Plus on s’avance dans le sujet, plus les questions se multiplient et nous verrons par la suite que nous en soulèverons d’autres... On s’apercevra sans doute qu’il est difficile d’y répondre en travaillant uniquement sur les objets (et plus souvent sur leurs photos...) coupés de leur contexte et même de leur époque d’utilisation. L’enquête, pour être valable, doit être prolongée sur le terrain. Et, comme le culte attaché aux reliquaires kota ne semble plus se pratiquer qu’exceptionnellement en de rares endroits, on mesure la difficulté de la tâche. A notre avis, la meilleure méthode consisterait à se fondre à l’univers kota, à vivre plusieurs années parmi ces gens et à se hâter de recueillir les témoignages des derniers anciens, dépositaires de la tradition. Ils sont rares mais il en existe toujours.

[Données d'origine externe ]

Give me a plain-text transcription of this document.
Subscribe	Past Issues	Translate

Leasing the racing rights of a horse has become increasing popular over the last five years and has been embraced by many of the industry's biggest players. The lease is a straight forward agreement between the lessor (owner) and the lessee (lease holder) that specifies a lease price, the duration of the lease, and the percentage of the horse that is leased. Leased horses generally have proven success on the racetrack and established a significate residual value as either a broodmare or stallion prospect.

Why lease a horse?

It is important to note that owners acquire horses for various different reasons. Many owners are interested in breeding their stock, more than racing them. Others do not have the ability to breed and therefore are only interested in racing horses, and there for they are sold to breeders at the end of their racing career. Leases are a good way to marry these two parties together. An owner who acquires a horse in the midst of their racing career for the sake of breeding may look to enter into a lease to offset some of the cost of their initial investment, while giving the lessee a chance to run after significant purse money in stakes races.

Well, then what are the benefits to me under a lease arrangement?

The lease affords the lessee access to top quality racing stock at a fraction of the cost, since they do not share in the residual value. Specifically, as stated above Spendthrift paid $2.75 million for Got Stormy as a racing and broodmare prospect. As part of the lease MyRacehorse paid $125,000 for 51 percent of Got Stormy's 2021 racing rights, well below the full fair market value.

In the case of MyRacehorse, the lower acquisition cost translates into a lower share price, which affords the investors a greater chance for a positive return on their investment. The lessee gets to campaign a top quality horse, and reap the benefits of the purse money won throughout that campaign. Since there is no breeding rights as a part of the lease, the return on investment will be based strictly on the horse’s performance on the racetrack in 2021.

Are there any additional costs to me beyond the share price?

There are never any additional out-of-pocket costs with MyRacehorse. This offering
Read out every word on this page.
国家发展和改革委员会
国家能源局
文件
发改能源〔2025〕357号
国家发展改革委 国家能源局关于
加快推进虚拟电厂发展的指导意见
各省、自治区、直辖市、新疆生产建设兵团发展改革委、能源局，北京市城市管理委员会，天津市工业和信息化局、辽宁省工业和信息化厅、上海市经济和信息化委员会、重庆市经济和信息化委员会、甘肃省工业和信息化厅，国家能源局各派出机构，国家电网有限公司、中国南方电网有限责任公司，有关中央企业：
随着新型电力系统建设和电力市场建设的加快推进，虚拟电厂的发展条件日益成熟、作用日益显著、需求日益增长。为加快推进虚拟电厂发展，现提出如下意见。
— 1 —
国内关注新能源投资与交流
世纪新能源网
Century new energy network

Ainsi, au-delà de la simple approche descriptive mais déjà intéressante, ne pourrait-on esquisser quelques idées sur l’origine de cet art extrêmement pur, achevé, qui nous est jeté comme un défi par ces paysans guerriers d’Afrique équatoriale que d’aucuns considèrent comme des peuples primitifs ? Nous l’avons souligné: les interrogations sont nombreuses et la tâche ardue; mais quelques réponses peuvent être entrevues...
LE CADRE DU SUJET
Dans un premier temps, nous brosserons les caractéristiques du groupe kota, en résumant les acquis des études antérieures.
DÉFINITION S. L. DU GROUPE KOTA
Dans le domaine de l’art traditionnel africain, la désignation “ art kota ” s’applique à des groupes ethniques aux diversités bien marquées mais se caractérisant toutefois par une forte identité linguistique et culturelle. On distingue les sous-groupes suivants:
Au nord: les Bakota (s.s.), Mahongwé, Shaké, Ndambomo, Shamaye.
Au sud: les Obamba (Mbédé) , Mindoumou, Bakanigui, Bawumbu, Mindassa, et Bakélé. Nous remarquerons que les aléas de leurs migrations et de leurs conflits au XVIIIe siècle et au début du XIXe ont conduit les ethnies méridionales (dans leur position actuelle) à se trouver éclatées de façon peu homogène: on trouvera aussi bien des Obamba vers la rivière Sébé au nord de Franceville qu’en direction de Sibiti au Congo. De la même façon, les Mindassa sont représentés près de l’Ogooué dans la région de Mounana mais aussi au Congo en allant sur Zanaga.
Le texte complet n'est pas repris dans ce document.